McLean, sickened by the boy’s terror, said gently, “Then you did not put power steering fluid in Mr. Rex Archer’s brakes?”

Robbie shook his head violently.

McLean stared out Sarah’s window at the distant Siskiyou Mountains, etched against the Southern Oregon skyline, before letting his gaze settle on Trent Archer. “Well, somebody did.”

“Look, we all know the boy has, ahh, problems,” Archer said. “We know without doubt that he put the wrong fluid in my car six months ago. I’m willing to believe it was an accident. We know my father left his Blazer with Sutton to have the brakes worked on, and we know power steering fluid was found in his brake cylinder by the sheriff’s lab.”
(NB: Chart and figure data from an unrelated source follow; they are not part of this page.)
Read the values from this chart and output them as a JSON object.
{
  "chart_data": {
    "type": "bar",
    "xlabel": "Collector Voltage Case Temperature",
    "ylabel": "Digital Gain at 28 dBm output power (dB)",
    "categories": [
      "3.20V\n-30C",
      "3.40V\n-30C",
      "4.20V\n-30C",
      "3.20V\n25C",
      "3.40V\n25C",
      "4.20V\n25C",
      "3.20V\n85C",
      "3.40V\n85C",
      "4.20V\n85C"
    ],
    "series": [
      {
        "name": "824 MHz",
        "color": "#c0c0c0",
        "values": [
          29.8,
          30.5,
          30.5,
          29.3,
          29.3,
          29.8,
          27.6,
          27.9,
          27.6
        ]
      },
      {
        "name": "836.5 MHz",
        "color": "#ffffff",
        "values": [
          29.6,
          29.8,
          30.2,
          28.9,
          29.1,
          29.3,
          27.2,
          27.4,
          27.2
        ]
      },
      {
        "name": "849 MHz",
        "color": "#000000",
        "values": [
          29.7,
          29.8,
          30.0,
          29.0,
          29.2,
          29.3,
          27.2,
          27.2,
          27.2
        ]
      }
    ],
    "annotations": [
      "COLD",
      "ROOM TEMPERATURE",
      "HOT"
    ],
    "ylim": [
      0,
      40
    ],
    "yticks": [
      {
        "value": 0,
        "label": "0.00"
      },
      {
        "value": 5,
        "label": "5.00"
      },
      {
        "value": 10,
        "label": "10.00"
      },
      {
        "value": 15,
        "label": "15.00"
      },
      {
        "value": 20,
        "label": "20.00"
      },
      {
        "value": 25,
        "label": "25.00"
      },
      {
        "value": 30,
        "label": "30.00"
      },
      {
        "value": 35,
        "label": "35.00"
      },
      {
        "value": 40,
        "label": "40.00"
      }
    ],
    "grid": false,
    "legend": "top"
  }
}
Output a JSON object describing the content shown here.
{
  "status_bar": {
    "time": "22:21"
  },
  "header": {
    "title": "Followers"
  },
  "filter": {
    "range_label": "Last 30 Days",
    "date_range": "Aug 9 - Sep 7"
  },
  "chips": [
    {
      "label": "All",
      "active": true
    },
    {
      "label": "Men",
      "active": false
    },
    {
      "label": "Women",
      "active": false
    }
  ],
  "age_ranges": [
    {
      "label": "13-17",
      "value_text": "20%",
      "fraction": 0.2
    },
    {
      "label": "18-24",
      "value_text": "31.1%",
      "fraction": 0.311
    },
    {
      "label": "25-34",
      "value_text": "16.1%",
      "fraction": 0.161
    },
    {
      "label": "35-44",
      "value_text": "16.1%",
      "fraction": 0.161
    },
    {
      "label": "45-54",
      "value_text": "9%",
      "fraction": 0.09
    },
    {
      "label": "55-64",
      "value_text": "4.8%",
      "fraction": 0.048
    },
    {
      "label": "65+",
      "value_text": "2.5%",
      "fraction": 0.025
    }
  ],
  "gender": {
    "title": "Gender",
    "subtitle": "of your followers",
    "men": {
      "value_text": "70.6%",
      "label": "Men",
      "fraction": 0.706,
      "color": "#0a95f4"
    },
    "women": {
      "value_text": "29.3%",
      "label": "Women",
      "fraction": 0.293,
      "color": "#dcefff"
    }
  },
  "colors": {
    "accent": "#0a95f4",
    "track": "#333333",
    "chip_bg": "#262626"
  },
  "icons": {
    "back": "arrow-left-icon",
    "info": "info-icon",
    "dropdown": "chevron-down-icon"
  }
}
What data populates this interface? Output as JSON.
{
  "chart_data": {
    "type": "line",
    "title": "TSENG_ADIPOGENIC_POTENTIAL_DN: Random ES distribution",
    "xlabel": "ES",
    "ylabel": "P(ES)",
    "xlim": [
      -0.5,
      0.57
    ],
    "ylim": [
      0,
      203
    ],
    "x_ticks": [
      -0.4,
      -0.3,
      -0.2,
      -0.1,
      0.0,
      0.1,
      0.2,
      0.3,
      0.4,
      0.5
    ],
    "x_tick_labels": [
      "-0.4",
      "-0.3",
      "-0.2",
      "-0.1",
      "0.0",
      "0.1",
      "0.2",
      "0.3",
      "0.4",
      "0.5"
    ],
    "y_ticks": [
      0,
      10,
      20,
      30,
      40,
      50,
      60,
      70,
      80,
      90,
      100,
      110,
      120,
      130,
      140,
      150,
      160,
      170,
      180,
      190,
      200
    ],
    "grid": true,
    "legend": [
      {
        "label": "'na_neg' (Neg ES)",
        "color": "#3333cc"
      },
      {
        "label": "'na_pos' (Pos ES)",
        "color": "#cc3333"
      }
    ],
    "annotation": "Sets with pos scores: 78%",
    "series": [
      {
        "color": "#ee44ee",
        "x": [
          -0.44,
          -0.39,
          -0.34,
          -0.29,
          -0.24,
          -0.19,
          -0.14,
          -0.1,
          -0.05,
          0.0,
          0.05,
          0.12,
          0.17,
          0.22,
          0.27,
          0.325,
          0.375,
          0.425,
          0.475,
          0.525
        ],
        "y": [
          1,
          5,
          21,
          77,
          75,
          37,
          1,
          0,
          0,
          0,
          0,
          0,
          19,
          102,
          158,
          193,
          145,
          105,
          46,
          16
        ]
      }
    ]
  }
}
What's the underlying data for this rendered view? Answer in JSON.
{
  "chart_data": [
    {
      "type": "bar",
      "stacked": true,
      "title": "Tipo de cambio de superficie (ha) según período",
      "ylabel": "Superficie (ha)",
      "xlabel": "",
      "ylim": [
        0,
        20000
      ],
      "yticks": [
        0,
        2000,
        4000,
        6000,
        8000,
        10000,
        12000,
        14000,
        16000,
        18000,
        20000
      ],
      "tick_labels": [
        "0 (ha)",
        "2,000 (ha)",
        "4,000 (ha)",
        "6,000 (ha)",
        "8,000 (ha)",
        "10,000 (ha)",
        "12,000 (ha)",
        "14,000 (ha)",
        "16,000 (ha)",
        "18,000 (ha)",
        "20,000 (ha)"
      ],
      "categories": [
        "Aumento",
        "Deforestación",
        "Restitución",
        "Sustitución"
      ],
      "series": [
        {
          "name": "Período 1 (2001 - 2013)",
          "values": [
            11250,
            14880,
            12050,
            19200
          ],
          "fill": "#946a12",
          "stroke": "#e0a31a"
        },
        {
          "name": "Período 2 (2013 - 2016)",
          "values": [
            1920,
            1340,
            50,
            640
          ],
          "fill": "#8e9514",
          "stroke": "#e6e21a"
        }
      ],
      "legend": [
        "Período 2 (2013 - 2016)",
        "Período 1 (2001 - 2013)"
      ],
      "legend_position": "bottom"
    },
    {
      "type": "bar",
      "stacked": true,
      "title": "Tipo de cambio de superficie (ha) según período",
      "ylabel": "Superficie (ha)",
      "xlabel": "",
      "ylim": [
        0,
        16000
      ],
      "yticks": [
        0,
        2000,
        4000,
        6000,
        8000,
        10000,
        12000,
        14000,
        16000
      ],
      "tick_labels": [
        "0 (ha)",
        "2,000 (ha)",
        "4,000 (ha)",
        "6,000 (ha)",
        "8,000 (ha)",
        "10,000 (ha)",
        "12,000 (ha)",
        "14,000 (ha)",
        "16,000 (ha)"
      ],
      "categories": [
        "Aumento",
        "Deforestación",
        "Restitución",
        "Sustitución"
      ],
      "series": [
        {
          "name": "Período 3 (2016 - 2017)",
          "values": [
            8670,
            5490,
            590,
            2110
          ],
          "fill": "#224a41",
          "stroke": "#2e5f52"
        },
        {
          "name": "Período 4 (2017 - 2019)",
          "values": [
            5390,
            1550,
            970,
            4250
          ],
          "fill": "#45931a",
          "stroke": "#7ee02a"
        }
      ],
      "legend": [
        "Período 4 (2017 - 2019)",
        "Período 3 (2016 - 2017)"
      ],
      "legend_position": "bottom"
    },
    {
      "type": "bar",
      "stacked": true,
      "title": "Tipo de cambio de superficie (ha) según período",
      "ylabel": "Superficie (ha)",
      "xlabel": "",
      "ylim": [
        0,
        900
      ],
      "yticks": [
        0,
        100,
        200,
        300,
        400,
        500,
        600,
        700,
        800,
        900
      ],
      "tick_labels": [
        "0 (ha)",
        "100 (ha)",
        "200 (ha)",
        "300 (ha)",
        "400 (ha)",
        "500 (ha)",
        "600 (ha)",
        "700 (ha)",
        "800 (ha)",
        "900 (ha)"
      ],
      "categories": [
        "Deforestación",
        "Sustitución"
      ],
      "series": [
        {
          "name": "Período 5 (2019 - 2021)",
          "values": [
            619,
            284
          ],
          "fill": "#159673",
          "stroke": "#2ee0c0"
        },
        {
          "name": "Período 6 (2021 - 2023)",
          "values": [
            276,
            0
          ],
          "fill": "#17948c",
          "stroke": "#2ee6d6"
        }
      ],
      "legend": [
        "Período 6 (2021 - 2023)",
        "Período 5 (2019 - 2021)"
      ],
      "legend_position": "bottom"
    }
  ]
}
Sarah leaned forward. “Examined at your suggestion?”

“Yes, well, under the circumstances.” Archer sounded defiant.

McLean toyed with a pencil as a conversation he’d had two days before gnawed at him. A mail truck driver he knew had made the same mistake and spent a harrowing two hours limping out of the mountains in first gear. The power steering fluid froze his brakes so badly that he had to replace the entire hydraulic system.

He was a fire investigator, not a mechanic, but this case looked like a loser, something Sarah didn’t want to hear, ever. The boy’s manful efforts to keep from crying jerked McLean back to his own childhood, and the day he learned his father would never come home from the VA hospital. His fist contracted, and the pencil snapped. He scanned the room, more in annoyance than embarrassment, and decided that no matter what the odds, Robbie deserved a chance for a defense.